L'église fut cruellement atteinte par le
tremblement de terre de 1755, et le Largo do Pelourinho - la place du
Pilori -,
où se tenait le commerce des esclaves, près de la
Praça do Municipio - de
l'Hôtel de ville - fut balayée par le raz de marée
et les incendies qui
s'ensuivirent.
La statue de pierre du géant Adamastor
domine le belvédère de Santa Catarina. Ambiance beatnik
des grandes années, vue
imprenable. Adamastor a surgi de l'inconscient du poète
classique Luis de
Camoes, dont Les Lusiades, parues en 1572, narrent
l'épopée de Vasco de Gama.
Camoes voyagea de par le monde, fut soldat aux Indes, à Goa,
puis creva la faim
au Mozambique, deux ans durant. Adamastor est celui qui surgit face aux
Portugais pour barrer le passage des Indes, et qui va jusqu'à
réduire une
famille chrétienne à l'esclavage, près du cap de
Bonne-Espérance.
La présence mythique de l'Afrique mène
insensiblement vers le quartier de Sao Bento, et sa rue créole,
le Poço dos
Negros, le puits des Nègres, où, au XVIe siècle,
le roi Manuel exigea que les
" Guinéens" soient enterrés. Les pavés noirs, les
loupiotes aux
fenêtres des façades blanches, les arrière-cours,
les bistrots allongés vers
les profondeurs, ont longtemps brillé d'autres feux : de la
joie, de l'amour,
du grogue, le rhum cap-verdien, et de la catchupa, le cassoulet des
îles, avec
son piment.
Cesaria Evora y eut ses quartiers, et son
producteur des années 1970, le chanteur Bana, y tient un
restaurant et un
magasin de cassettes. Sao Bento est encore marqué de ces
virées nocturnes, et
des sons de la coladeira enlevée, mais la communauté a
déménagé vers les
banlieues lisboètes, telle Cova da Moura, surnommée " la
onzième île du
Cap-Vert", archipel qui en compte dix.
Bana a changé de quartier et a installé un
nouveau restaurant au Rato, près de B. Leza, la boîte de
nuit qui porte le nom
du plus renommé des compositeurs cap-verdiens. Parquets
cirés, salle à arcades,
lustres antédiluviens, le B. Leza, temple de la nuit africaine
à Lisbonne, est,
pendant la journée, le siège de la Casa Pia Atletico
Clube, un club sportif.
Catchupa, xabeu, moamba, kalulu de poisson
se méritent à Lisbonne, ville bigarrée, où
tout est mélange. Les Portugais ont
prôné le métissage comme principe de colonisation.
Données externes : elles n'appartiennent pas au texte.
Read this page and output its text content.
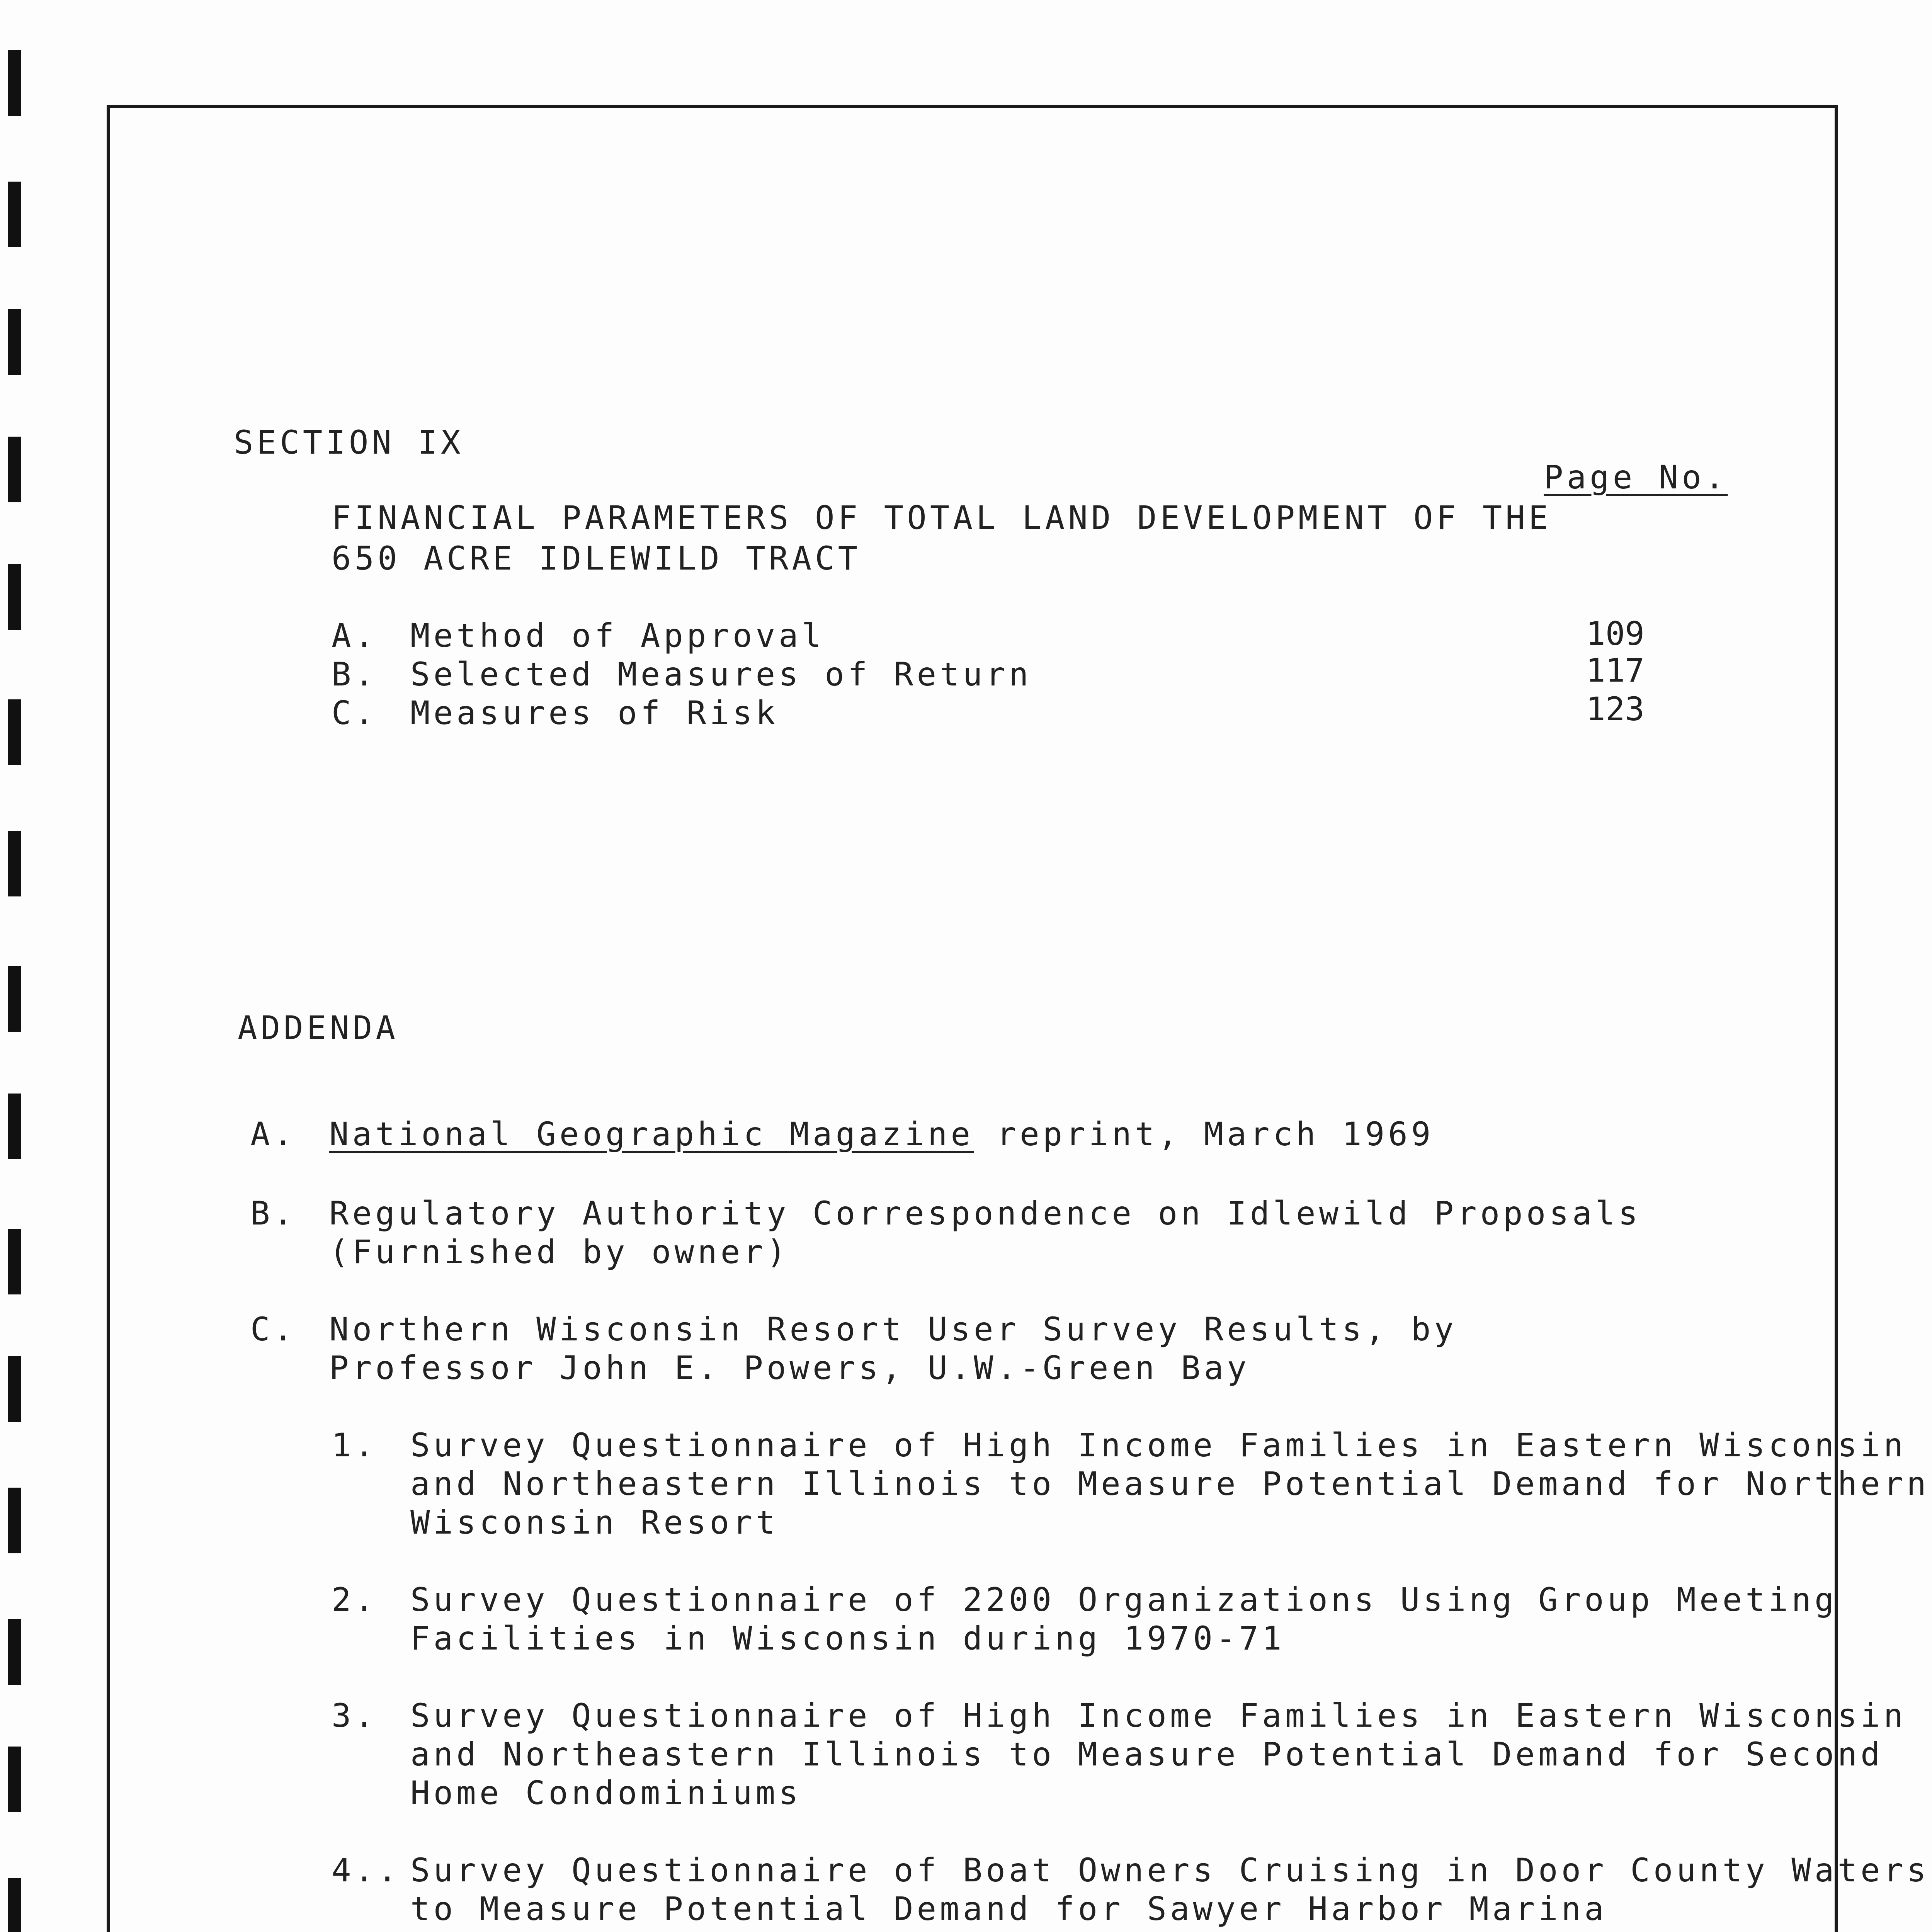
SECTION IX
Page No.
FINANCIAL PARAMETERS OF TOTAL LAND DEVELOPMENT OF THE
650 ACRE IDLEWILD TRACT
A. Method of Approval	109
B. Selected Measures of Return	117
C. Measures of Risk	123
ADDENDA
A. National Geographic Magazine reprint, March 1969
B. Regulatory Authority Correspondence on Idlewild Proposals
(Furnished by owner)
C. Northern Wisconsin Resort User Survey Results, by
Professor John E. Powers, U.W.-Green Bay
1. Survey Questionnaire of High Income Families in Eastern Wisconsin
and Northeastern Illinois to Measure Potential Demand for Northern
Wisconsin Resort
2. Survey Questionnaire of 2200 Organizations Using Group Meeting
Facilities in Wisconsin during 1970-71
3. Survey Questionnaire of High Income Families in Eastern Wisconsin
and Northeastern Illinois to Measure Potential Demand for Second
Home Condominiums
4.. Survey Questionnaire of Boat Owners Cruising in Door County Waters
to Measure Potential Demand for Sawyer Harbor Marina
Le grand brassage mondial de la flore -
comme le définissait Fernand Braudel - en témoigne au
jardin botanique (l'un
des plus importants en Europe pour sa végétation
subtropicale), en implantant,
par exemple, le manioc brésilien en Afrique, et en imposant la
banane à
l'Amérique du Sud.
A Lisbonne, les provinces ont gardé leurs
" casas", des maisons, qui sont aussi des restaurants, des
coopératives artisanales - de l'Alentejo, de Madère, du
Minho, etc. Celle du
Cap-Vert fait danser les mardis et mercredis midi les travailleurs des
services
du centre-ville, sans distinction d'origine.